Chris Foote was born December 2, 1956, in Louisville, Kentucky. His family relocated to Boulder, Colorado, where he attended Fairview High School.

A wrestler and track and field participant in the power disciplines of shot put and discus during his high school years, it was as a football player that Foote excelled. He was named to the 50-member Parade Magazine High School All-American Team, listed at the offensive tackle and nose guard positions.

===College career===

Foote enrolled at the University of Southern California (USC), where he majored in Speech Communications.
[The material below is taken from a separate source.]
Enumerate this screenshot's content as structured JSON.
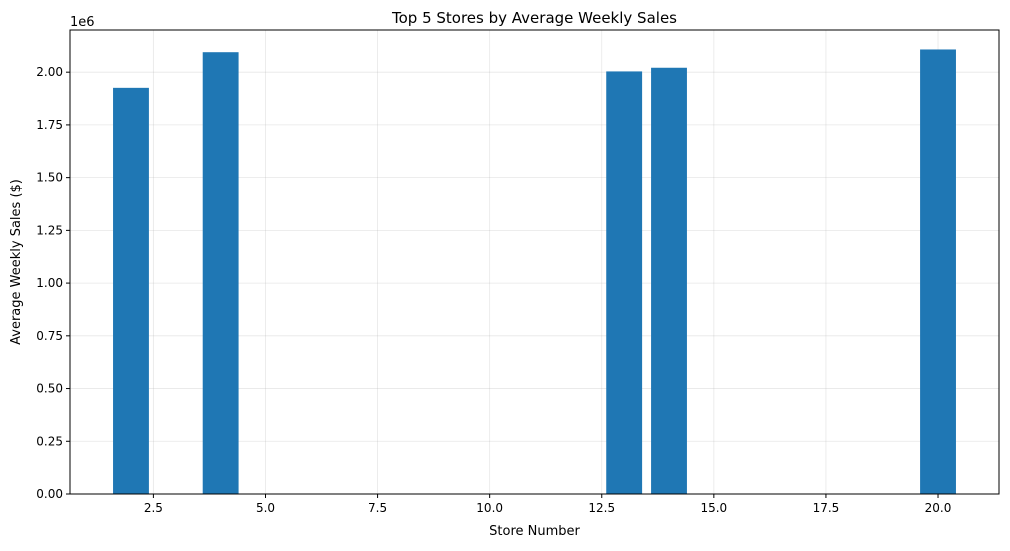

His time there was injury-wracked and he underwent no fewer than three operations to repair damage to his knees during his time at USC.

Foote finally got healthy during his senior year and started every game at center for the Trojans during the 1979 season — a year which culminated with a victory at the 1980 Rose Bowl.

After the 17–16 Rose Bowl win over Ohio State, Foote was effusive in praising his mates. "It was like so many other games this year, it was like at LSU, at Cal, at Washington — there's just that confidence we'll do it, no matter the situation," he told the Los Angeles Times. "Our offense is good at wearing people down. You can actually feel it over the course of a game. The linebacker's not stepping up as hard, or the lineman's not charging as hard.... We just wear them down."

===Professional career===

Foote was selected in the sixth round (144th overall) of the 1980 NFL draft by the Baltimore Colts.

He played for the Colts during the 1980 and 1981 seasons, finding a spot on the roster as the team's long snapper on punts. He played in all 16 of the Colts' games in the 1980 season without making a single errant snap, making 2 tackles and contributing 7 assists in punt coverage. He also made a fumble recovery in a late November game against the Buffalo Bills, setting up a scoring drive as part of a 28–24 victory.

Foote similarly saw action in every Colts game of the 1981 Colts season, making 2 tackles and 4 assists on coverage and downing two punts inside the 10-yard line. Foote was listed as a reserve center and guard on the team's depth chart during these years.

Foote was a member of the New York Giants in 1982 and 1983. In the 1982 season he played in 12 games for the Giants as long snapper, making 5 tackles and contributing 2 assists in punt coverage.

Foote moved to the United States Football League (USFL) in 1984, playing for the Los Angeles Express before moving to the Tampa Bay Bandits for the 1985 season.

He returned to the NFL to play for the Minnesota Vikings from 1987 to 1990. He saw action in 6 games during his first year with the team and played the full 16-game schedule in the 1988, 1989, and 1990 seasons. This includes 5 games in which he started at center in 1988 and 3 games in 1990, when he was impressed into duty by injuries.

===Life after football===

Foote retired from professional football after the 1990 season, at the age of 34.

During his playing career, Foote made his home in Laguna Hills, California, where he enjoyed playing golf, driving sports cars, and showing dogs.